Before Saturday night, John Wes Townley was known for the #JWT Twitter hashtag used whenever the 25 year old crashed or experienced some other misfortune in his first 86 starts in the Camping World Truck Series.
After his 87th Truck race and the misfortune of others, John Wes Townley is known as a winner.
With five laps remaining in the Rhino Linings 350 at Las Vegas Motor Speedway, Townley was in second as he watched two-time defending champion Matt Crafton, who had led a race high 69 laps, pit for fuel. Then Cameron Hayley dropped to apron. Then points leader Erik Jones began shaking his truck looking for gas.

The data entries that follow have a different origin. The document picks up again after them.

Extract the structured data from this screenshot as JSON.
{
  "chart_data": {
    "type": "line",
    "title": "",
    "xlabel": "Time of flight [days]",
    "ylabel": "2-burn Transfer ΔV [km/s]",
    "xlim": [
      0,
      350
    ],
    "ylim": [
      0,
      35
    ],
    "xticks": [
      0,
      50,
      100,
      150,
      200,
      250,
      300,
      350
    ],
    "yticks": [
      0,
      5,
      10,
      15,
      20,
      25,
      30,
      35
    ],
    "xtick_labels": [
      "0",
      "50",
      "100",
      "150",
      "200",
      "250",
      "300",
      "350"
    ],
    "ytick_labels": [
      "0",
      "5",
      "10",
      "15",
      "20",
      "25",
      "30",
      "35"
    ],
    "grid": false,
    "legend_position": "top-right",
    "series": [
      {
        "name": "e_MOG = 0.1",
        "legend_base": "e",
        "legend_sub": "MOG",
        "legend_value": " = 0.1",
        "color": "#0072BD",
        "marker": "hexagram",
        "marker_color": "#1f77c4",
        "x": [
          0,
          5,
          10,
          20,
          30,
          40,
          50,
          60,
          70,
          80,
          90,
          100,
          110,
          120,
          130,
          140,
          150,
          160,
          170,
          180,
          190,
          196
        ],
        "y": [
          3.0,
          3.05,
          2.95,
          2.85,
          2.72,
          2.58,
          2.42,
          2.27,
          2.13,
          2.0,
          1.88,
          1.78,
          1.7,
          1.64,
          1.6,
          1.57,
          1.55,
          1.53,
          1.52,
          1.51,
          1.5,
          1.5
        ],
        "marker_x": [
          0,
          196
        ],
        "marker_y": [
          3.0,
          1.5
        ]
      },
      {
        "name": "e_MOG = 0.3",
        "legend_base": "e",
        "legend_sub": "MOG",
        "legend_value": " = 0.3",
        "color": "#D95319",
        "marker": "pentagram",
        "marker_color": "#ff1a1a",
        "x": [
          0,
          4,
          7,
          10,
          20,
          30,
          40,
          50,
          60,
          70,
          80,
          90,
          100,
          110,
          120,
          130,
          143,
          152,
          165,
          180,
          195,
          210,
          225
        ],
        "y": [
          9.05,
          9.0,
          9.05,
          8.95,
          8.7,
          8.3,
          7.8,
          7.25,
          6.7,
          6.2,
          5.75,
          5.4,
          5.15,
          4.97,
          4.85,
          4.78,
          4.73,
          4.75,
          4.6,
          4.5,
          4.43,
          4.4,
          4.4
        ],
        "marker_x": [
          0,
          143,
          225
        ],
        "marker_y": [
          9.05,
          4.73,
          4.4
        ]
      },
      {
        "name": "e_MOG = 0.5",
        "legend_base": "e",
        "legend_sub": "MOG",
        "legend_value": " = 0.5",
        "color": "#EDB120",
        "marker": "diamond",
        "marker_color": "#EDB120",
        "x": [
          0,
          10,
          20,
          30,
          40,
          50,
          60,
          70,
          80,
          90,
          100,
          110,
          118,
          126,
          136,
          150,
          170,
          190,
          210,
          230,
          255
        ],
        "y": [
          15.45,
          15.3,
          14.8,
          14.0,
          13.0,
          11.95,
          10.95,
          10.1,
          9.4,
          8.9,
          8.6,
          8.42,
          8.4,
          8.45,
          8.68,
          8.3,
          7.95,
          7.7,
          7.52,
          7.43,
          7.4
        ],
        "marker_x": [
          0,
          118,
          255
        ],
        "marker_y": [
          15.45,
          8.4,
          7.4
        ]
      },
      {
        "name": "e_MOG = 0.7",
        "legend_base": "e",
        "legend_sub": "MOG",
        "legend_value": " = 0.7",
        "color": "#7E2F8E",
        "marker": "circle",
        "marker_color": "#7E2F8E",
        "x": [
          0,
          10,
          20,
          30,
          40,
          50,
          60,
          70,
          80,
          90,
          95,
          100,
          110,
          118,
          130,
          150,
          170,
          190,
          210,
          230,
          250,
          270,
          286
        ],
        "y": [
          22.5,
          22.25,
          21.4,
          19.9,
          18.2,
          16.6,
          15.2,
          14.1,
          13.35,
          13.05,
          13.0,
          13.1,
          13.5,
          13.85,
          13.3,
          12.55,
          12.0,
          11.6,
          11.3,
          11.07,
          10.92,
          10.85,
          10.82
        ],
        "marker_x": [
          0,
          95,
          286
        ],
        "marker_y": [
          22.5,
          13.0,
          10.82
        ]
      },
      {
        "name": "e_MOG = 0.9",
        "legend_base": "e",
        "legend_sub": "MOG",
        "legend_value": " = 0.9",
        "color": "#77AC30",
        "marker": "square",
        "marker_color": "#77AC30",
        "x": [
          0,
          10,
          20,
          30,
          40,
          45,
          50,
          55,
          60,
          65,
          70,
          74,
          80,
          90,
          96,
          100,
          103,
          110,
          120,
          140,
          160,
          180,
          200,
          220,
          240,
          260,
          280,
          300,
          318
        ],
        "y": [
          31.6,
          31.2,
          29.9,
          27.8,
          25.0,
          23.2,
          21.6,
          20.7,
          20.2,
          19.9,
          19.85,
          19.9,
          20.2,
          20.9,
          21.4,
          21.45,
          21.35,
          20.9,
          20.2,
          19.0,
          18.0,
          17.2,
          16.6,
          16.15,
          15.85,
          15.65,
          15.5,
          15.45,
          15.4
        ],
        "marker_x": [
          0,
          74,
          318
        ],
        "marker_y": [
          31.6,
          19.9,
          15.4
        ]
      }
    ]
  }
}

Then only Townley remained.
“That was the hardest five laps of my life,” Townley said later. Much harder than the five total laps Townley had ever led in the Truck series prior to Saturday night. Those came last year at Talladega.
Townley finished with 23 laps led and a win for Athenian Motorsports, which had announced this week it would focusing on Townley’s Truck entry and would consider Xfinity Series entries on a race-by-race basis.
Townley, who qualified second for the second front-row start of his career, said he would have run out of gas without the efforts of his spotter, Terry Cook. But he recognized early Saturday he had a Truck that was capable of winning a race.
“Honestly, within the first five laps, that…was one of the only times this year I had that much security on the outside, just being able to hang with (the leaders),” Townley told NBCSN. “We just stayed up there all day. I took care of this thing and it took care of me.
HOW TOWNLEY WON THE RACE: While Matt Crafton, Erik Jones and others ran out of gas in the final five laps, Townley successfully managed his fuel strategy in order to take the checkered flag while on fumes, just like John Hunter Nemechek a few weeks ago at Chicagoland.
WHO HAD A GOOD NIGHT: Matt Crafton led the most laps, 69, but was forced to pit with five laps to go when a fuel gamble failed to pay off. Crafton wound up eighth … Johnny Sauter hit the outside wall on Lap 48 after John Hunter Nemechek got loose and slid into Sauter, who was running on his outside. But Sauter eventually led 13 laps before finishing 12th, one-lap down … Ben Kennedy took advantage of other’s fuel misfortune to secure his third top-three finish of the season.
WHO HAD A BAD NIGHT: Brad Keselowski Racing. The two trucks, driven by Tyler Reddick and Austin Theriault, crashed into each other on Lap 14. Theriault’s No. 29 truck hit head-on into a portion of the outside wall on the frontstretch that isn’t protected by SAFER barrier. Theriault exited the vehicle but sat on the ground for awhile before being placed on a backboard and put in an ambulance. Theriault was then airlifted to a local hospital. Reddick finished seventh after leading two laps.
LINE OF THE NIGHT: “I just feel great for John, he’s had a tough career at times. He’s got some talent, we’re just digging in and giving it for him.” – Michael Shelton, crew chief for John Wes Townley
WHAT’S NEXT: Fred’s 250 Powered by Coca-Cola at Talladega Superspeedway on Oct. 25 at 1 pm ET on Fox Sports 1.